A BDI does increase the financial burden on the patient and his/her family - the median total (direct and indirect) costs of management of a BDI in a paying but subsidized government hospital, Sanjay Gandhi Postgraduate Institute of Medical Sciences (SGPGIMS) Lucknow, Uttar Pradesh, India, was 93,046 (22,204-562,790), which was 10 times the median cost of laparoscopic cholecystectomy (9,328) at the same hospital and 8.4 times the median monthly income of the patient's family (11,057).  A random search of NCDRC judgments using the term cholecystectomy revealed cases with BDI where compensation of up to 1 million has been awarded.
A structured written consent form detailing all common and significant complications including BDI,  lower threshold for conversion in case of a difficult cholecystectomy,  proper documentation of operative findings and procedure, a high index of suspicion and low threshold for investigation of a bile leak after cholecystectomy, open and honest communication with the patient/ relatives and timely referral of a BDI to a biliary centre with a detailed referral note can prevent/ reduce the risk of a medico-legal suit being filed, and even if filed, being decided in the patient's favour.

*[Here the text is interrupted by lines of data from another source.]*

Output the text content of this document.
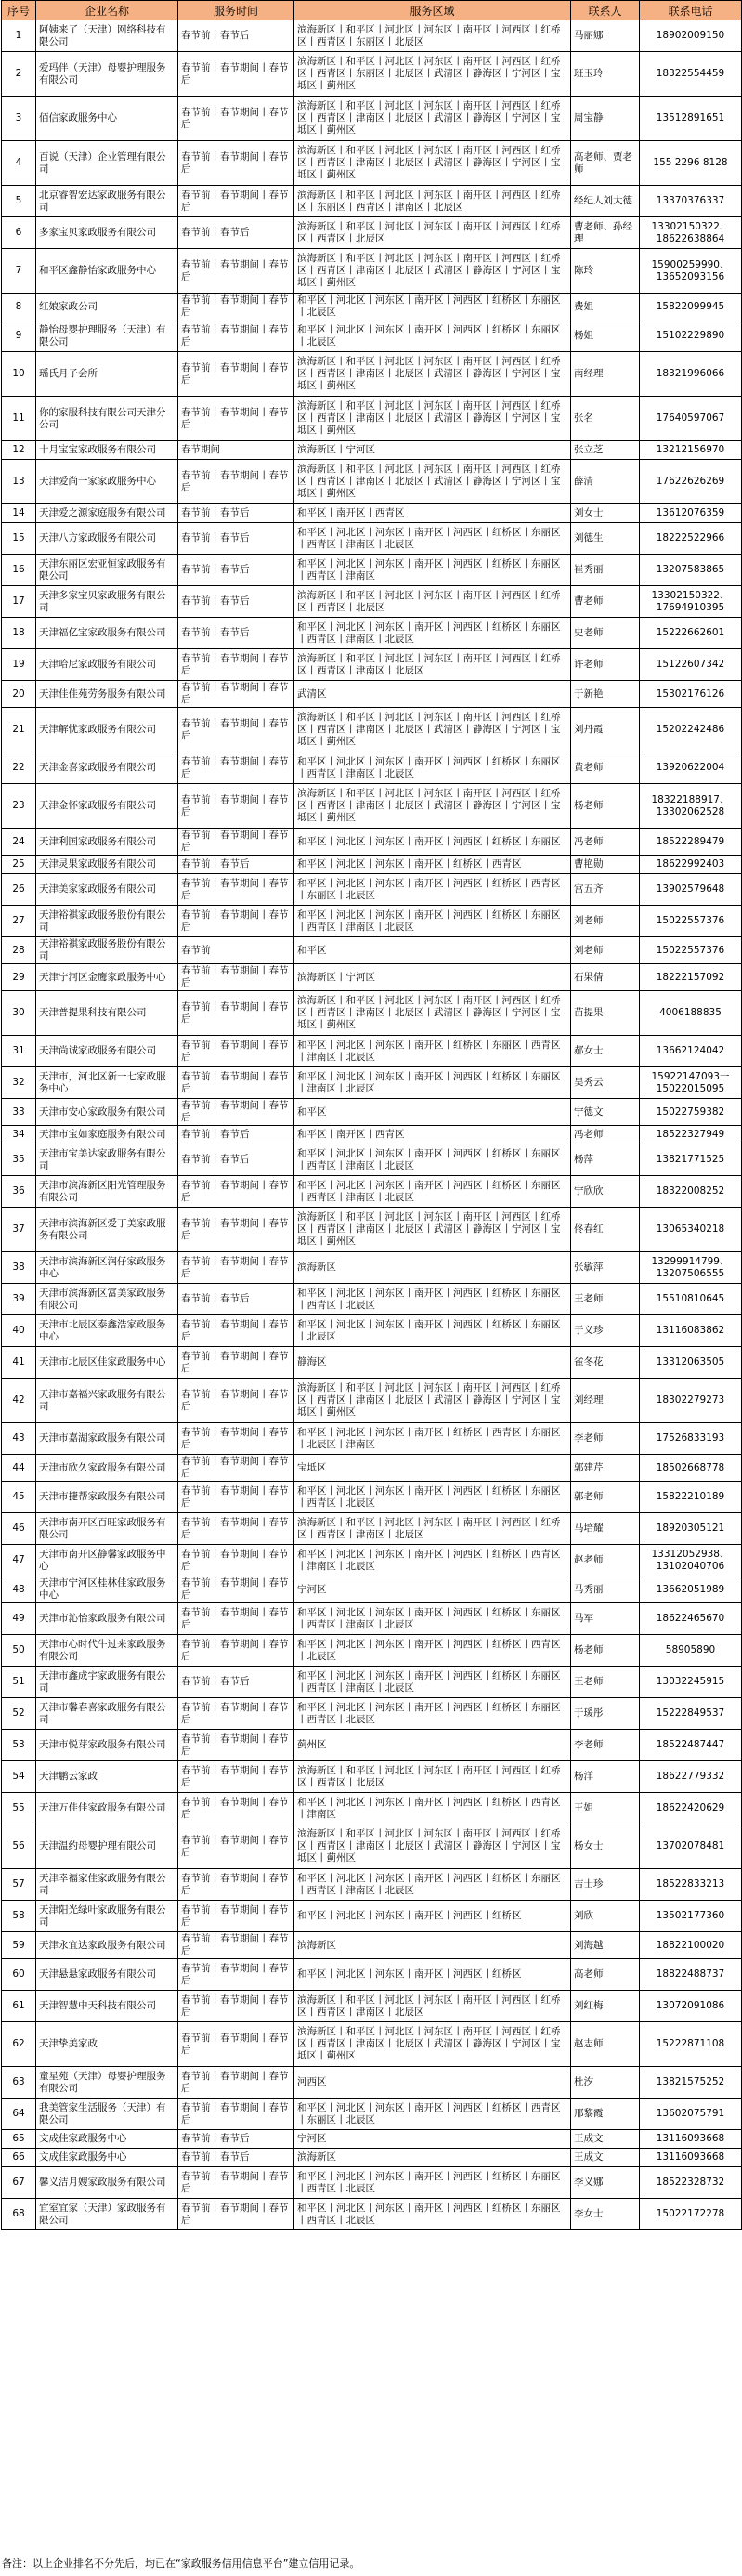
序号	企业名称	服务时间	服务区域	联系人	联系电话
1	阿姨来了（天津）网络科技有限公司	春节前丨春节后	滨海新区丨和平区丨河北区丨河东区丨南开区丨河西区丨红桥区丨西青区丨东丽区丨北辰区	马丽娜	18902009150
2	爱玛伴（天津）母婴护理服务有限公司	春节前丨春节期间丨春节后	滨海新区丨和平区丨河北区丨河东区丨南开区丨河西区丨红桥区丨西青区丨东丽区丨北辰区丨武清区丨静海区丨宁河区丨宝坻区丨蓟州区	班玉玲	18322554459
3	佰信家政服务中心	春节前丨春节期间丨春节后	滨海新区丨和平区丨河北区丨河东区丨南开区丨河西区丨红桥区丨西青区丨津南区丨北辰区丨武清区丨静海区丨宁河区丨宝坻区丨蓟州区	周宝静	13512891651
4	百说（天津）企业管理有限公司	春节前丨春节期间丨春节后	滨海新区丨和平区丨河北区丨河东区丨南开区丨河西区丨红桥区丨西青区丨津南区丨北辰区丨武清区丨静海区丨宁河区丨宝坻区丨蓟州区	高老师、贾老师	155 2296 8128
5	北京睿智宏达家政服务有限公司	春节前丨春节期间丨春节后	滨海新区丨和平区丨河北区丨河东区丨南开区丨河西区丨红桥区丨东丽区丨西青区丨津南区丨北辰区	经纪人刘大德	13370376337
6	多家宝贝家政服务有限公司	春节前丨春节后	滨海新区丨和平区丨河北区丨河东区丨南开区丨河西区丨红桥区丨西青区丨北辰区	曹老师、孙经理	13302150322、18622638864
7	和平区鑫静怡家政服务中心	春节前丨春节期间丨春节后	滨海新区丨和平区丨河北区丨河东区丨南开区丨河西区丨红桥区丨西青区丨津南区丨北辰区丨武清区丨静海区丨宁河区丨宝坻区丨蓟州区	陈玲	15900259990、13652093156
8	红娘家政公司	春节前丨春节期间丨春节后	和平区丨河北区丨河东区丨南开区丨河西区丨红桥区丨东丽区丨北辰区	费姐	15822099945
9	静怡母婴护理服务（天津）有限公司	春节前丨春节期间丨春节后	和平区丨河北区丨河东区丨南开区丨河西区丨红桥区丨东丽区丨北辰区	杨姐	15102229890
10	瑶氏月子会所	春节前丨春节期间丨春节后	滨海新区丨和平区丨河北区丨河东区丨南开区丨河西区丨红桥区丨西青区丨津南区丨北辰区丨武清区丨静海区丨宁河区丨宝坻区丨蓟州区	南经理	18321996066
11	你的家服科技有限公司天津分公司	春节前丨春节期间丨春节后	滨海新区丨和平区丨河北区丨河东区丨南开区丨河西区丨红桥区丨西青区丨津南区丨北辰区丨武清区丨静海区丨宁河区丨宝坻区丨蓟州区	张名	17640597067
12	十月宝宝家政服务有限公司	春节期间	滨海新区丨宁河区	张立芝	13212156970
13	天津爱尚一家家政服务中心	春节前丨春节期间丨春节后	滨海新区丨和平区丨河北区丨河东区丨南开区丨河西区丨红桥区丨西青区丨津南区丨北辰区丨武清区丨静海区丨宁河区丨宝坻区丨蓟州区	薛清	17622626269
14	天津爱之源家庭服务有限公司	春节前丨春节后	和平区丨南开区丨西青区	刘女士	13612076359
15	天津八方家政服务有限公司	春节前丨春节后	和平区丨河北区丨河东区丨南开区丨河西区丨红桥区丨东丽区丨西青区丨津南区丨北辰区	刘德生	18222522966
16	天津东丽区宏亚恒家政服务有限公司	春节前丨春节后	和平区丨河北区丨河东区丨南开区丨河西区丨红桥区丨东丽区丨西青区丨津南区	崔秀丽	13207583865
17	天津多家宝贝家政服务有限公司	春节前丨春节后	滨海新区丨和平区丨河北区丨河东区丨南开区丨河西区丨红桥区丨西青区丨北辰区	曹老师	13302150322、17694910395
18	天津福亿宝家政服务有限公司	春节前丨春节后	和平区丨河北区丨河东区丨南开区丨河西区丨红桥区丨东丽区丨西青区丨津南区丨北辰区	史老师	15222662601
19	天津哈尼家政服务有限公司	春节前丨春节期间丨春节后	滨海新区丨和平区丨河北区丨河东区丨南开区丨河西区丨红桥区丨西青区丨津南区丨北辰区	许老师	15122607342
20	天津佳佳苑劳务服务有限公司	春节前丨春节期间丨春节后	武清区	于新艳	15302176126
21	天津解忧家政服务有限公司	春节前丨春节期间丨春节后	滨海新区丨和平区丨河北区丨河东区丨南开区丨河西区丨红桥区丨西青区丨津南区丨北辰区丨武清区丨静海区丨宁河区丨宝坻区丨蓟州区	刘丹霞	15202242486
22	天津金喜家政服务有限公司	春节前丨春节期间丨春节后	和平区丨河北区丨河东区丨南开区丨河西区丨红桥区丨东丽区丨西青区丨津南区丨北辰区	黄老师	13920622004
23	天津金怀家政服务有限公司	春节前丨春节期间丨春节后	滨海新区丨和平区丨河北区丨河东区丨南开区丨河西区丨红桥区丨西青区丨津南区丨北辰区丨武清区丨静海区丨宁河区丨宝坻区丨蓟州区	杨老师	18322188917、13302062528
24	天津利国家政服务有限公司	春节前丨春节期间丨春节后	和平区丨河北区丨河东区丨南开区丨河西区丨红桥区丨东丽区	冯老师	18522289479
25	天津灵果家政服务有限公司	春节前丨春节后	和平区丨河北区丨河东区丨南开区丨红桥区丨西青区	曹艳勋	18622992403
26	天津美家家政服务有限公司	春节前丨春节期间丨春节后	和平区丨河北区丨河东区丨南开区丨河西区丨红桥区丨西青区丨东丽区丨北辰区	宫五齐	13902579648
27	天津裕祺家政服务股份有限公司	春节前丨春节期间丨春节后	和平区丨河北区丨河东区丨南开区丨河西区丨红桥区丨东丽区丨西青区丨津南区丨北辰区	刘老师	15022557376
28	天津裕祺家政服务股份有限公司	春节前	和平区	刘老师	15022557376
29	天津宁河区金鹰家政服务中心	春节前丨春节期间丨春节后	滨海新区丨宁河区	石果倩	18222157092
30	天津普提果科技有限公司	春节前丨春节期间丨春节后	滨海新区丨和平区丨河北区丨河东区丨南开区丨河西区丨红桥区丨西青区丨津南区丨北辰区丨武清区丨静海区丨宁河区丨宝坻区丨蓟州区	苗提果	4006188835
31	天津尚诚家政服务有限公司	春节前丨春节期间丨春节后	和平区丨河北区丨河东区丨南开区丨红桥区丨东丽区丨西青区丨津南区丨北辰区	郝女士	13662124042
32	天津市，河北区新一七家政服务中心	春节前丨春节期间丨春节后	和平区丨河北区丨河东区丨南开区丨河西区丨红桥区丨东丽区丨津南区丨北辰区	吴秀云	15922147093一15022015095
33	天津市安心家政服务有限公司	春节前丨春节期间丨春节后	和平区	宁德文	15022759382
34	天津市宝如家庭服务有限公司	春节前丨春节后	和平区丨南开区丨西青区	冯老师	18522327949
35	天津市宝美达家政服务有限公司	春节前丨春节后	和平区丨河北区丨河东区丨南开区丨河西区丨红桥区丨东丽区丨西青区丨津南区丨北辰区	杨萍	13821771525
36	天津市滨海新区阳光管理服务有限公司	春节前丨春节期间丨春节后	和平区丨河北区丨河东区丨南开区丨河西区丨红桥区丨东丽区丨西青区丨津南区丨北辰区	宁欣欣	18322008252
37	天津市滨海新区爱丁美家政服务有限公司	春节前丨春节期间丨春节后	滨海新区丨和平区丨河北区丨河东区丨南开区丨河西区丨红桥区丨西青区丨津南区丨北辰区丨武清区丨静海区丨宁河区丨宝坻区丨蓟州区	佟春红	13065340218
38	天津市滨海新区润仔家政服务中心	春节前丨春节期间丨春节后	滨海新区	张敏萍	13299914799、13207506555
39	天津市滨海新区富美家政服务有限公司	春节前丨春节后	和平区丨河北区丨河东区丨南开区丨河西区丨红桥区丨东丽区丨西青区丨北辰区	王老师	15510810645
40	天津市北辰区泰鑫浩家政服务中心	春节前丨春节期间丨春节后	和平区丨河北区丨河东区丨南开区丨河西区丨红桥区丨东丽区丨北辰区	于义珍	13116083862
41	天津市北辰区佳家政服务中心	春节前丨春节期间丨春节后	静海区	雀冬花	13312063505
42	天津市嘉福兴家政服务有限公司	春节前丨春节期间丨春节后	滨海新区丨和平区丨河北区丨河东区丨南开区丨河西区丨红桥区丨西青区丨津南区丨北辰区丨武清区丨静海区丨宁河区丨宝坻区丨蓟州区	刘经理	18302279273
43	天津市嘉湖家政服务有限公司	春节前丨春节期间丨春节后	和平区丨河北区丨河东区丨南开区丨红桥区丨西青区丨东丽区丨北辰区丨津南区	李老师	17526833193
44	天津市欣久家政服务有限公司	春节前丨春节期间丨春节后	宝坻区	郭建芹	18502668778
45	天津市捷帮家政服务有限公司	春节前丨春节期间丨春节后	和平区丨河北区丨河东区丨南开区丨河西区丨红桥区丨东丽区丨西青区丨北辰区	郭老师	15822210189
46	天津市南开区百旺家政服务有限公司	春节前丨春节期间丨春节后	滨海新区丨和平区丨河北区丨河东区丨南开区丨河西区丨红桥区丨西青区丨津南区丨北辰区	马培耀	18920305121
47	天津市南开区静馨家政服务中心	春节前丨春节期间丨春节后	和平区丨河北区丨河东区丨南开区丨河西区丨红桥区丨西青区丨津南区丨北辰区	赵老师	13312052938、13102040706
48	天津市宁河区桂林佳家政服务中心	春节前丨春节期间丨春节后	宁河区	马秀丽	13662051989
49	天津市沁怡家政服务有限公司	春节前丨春节期间丨春节后	和平区丨河北区丨河东区丨南开区丨河西区丨红桥区丨东丽区丨西青区丨津南区丨北辰区	马军	18622465670
50	天津市心时代牛过来家政服务有限公司	春节前丨春节期间丨春节后	和平区丨河北区丨河东区丨南开区丨河西区丨红桥区丨西青区丨北辰区	杨老师	58905890
51	天津市鑫成宇家政服务有限公司	春节前丨春节后	和平区丨河北区丨河东区丨南开区丨河西区丨红桥区丨东丽区丨西青区丨津南区丨北辰区	王老师	13032245915
52	天津市馨春喜家政服务有限公司	春节前丨春节期间丨春节后	和平区丨河北区丨河东区丨南开区丨河西区丨红桥区丨东丽区丨西青区丨北辰区	于瑗彤	15222849537
53	天津市悦芽家政服务有限公司	春节前丨春节期间丨春节后	蓟州区	李老师	18522487447
54	天津鹏云家政	春节前丨春节期间丨春节后	滨海新区丨和平区丨河北区丨河东区丨南开区丨河西区丨红桥区丨西青区丨北辰区	杨洋	18622779332
55	天津万佳佳家政服务有限公司	春节前丨春节期间丨春节后	和平区丨河北区丨河东区丨南开区丨河西区丨红桥区丨西青区丨津南区	王姐	18622420629
56	天津温约母婴护理有限公司	春节前丨春节期间丨春节后	滨海新区丨和平区丨河北区丨河东区丨南开区丨河西区丨红桥区丨西青区丨津南区丨北辰区丨武清区丨静海区丨宁河区丨宝坻区丨蓟州区	杨女士	13702078481
57	天津幸福家佳家政服务有限公司	春节前丨春节期间丨春节后	和平区丨河北区丨河东区丨南开区丨河西区丨红桥区丨东丽区丨西青区丨津南区丨北辰区	吉士珍	18522833213
58	天津阳光绿叶家政服务有限公司	春节前丨春节期间丨春节后	和平区丨河北区丨河东区丨南开区丨河西区丨红桥区	刘欣	13502177360
59	天津永宜达家政服务有限公司	春节前丨春节期间丨春节后	滨海新区	刘海越	18822100020
60	天津悬悬家政服务有限公司	春节前丨春节期间丨春节后	和平区丨河北区丨河东区丨南开区丨河西区丨红桥区	高老师	18822488737
61	天津智慧中天科技有限公司	春节前丨春节期间丨春节后	滨海新区丨和平区丨河北区丨河东区丨南开区丨河西区丨红桥区丨西青区丨津南区丨北辰区	刘红梅	13072091086
62	天津挚美家政	春节前丨春节期间丨春节后	滨海新区丨和平区丨河北区丨河东区丨南开区丨河西区丨红桥区丨西青区丨津南区丨北辰区丨武清区丨静海区丨宁河区丨宝坻区丨蓟州区	赵志师	15222871108
63	童星苑（天津）母婴护理服务有限公司	春节前丨春节期间丨春节后	河西区	杜汐	13821575252
64	我美管家生活服务（天津）有限公司	春节前丨春节期间丨春节后	和平区丨河北区丨河东区丨南开区丨河西区丨红桥区丨西青区丨东丽区丨北辰区	邢黎霞	13602075791
65	文成佳家政服务中心	春节前丨春节后	宁河区	王成文	13116093668
66	文成佳家政服务中心	春节前丨春节后	滨海新区	王成文	13116093668
67	馨义洁月嫂家政服务有限公司	春节前丨春节期间丨春节后	和平区丨河北区丨河东区丨南开区丨河西区丨红桥区丨东丽区丨西青区丨北辰区	李义娜	18522328732
68	宜室宜家（天津）家政服务有限公司	春节前丨春节期间丨春节后	和平区丨河北区丨河东区丨南开区丨河西区丨红桥区丨东丽区丨西青区丨北辰区	李女士	15022172278
备注：以上企业排名不分先后，均已在“家政服务信用信息平台”建立信用记录。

All surgeons performing cholecystectomy must, in any case, take an adequate indemnity insurance policy even though the high premium may initially appear to be an unnecessary and wasteful annual expenditure.
BDI may be considered by the surgeons to be a complication of cholecystectomy the procedure; most patients may accept it as an accident but some may allege it to be an error on the part of the surgeon and take recourse to legal remedy. The court of law or the NCDRC may, however, decide it to be negligence on the part of the surgeon and award compensation to the patient, more so if there is a delay in diagnosis or if the management is inappropriate (including an attempt to repair by a non-specialist surgeon or even late referral to a biliary centre).
Injury to the bile duct is an accident;
to miss the bile duct injury is a mistake;
to mismanage the injury is negligence.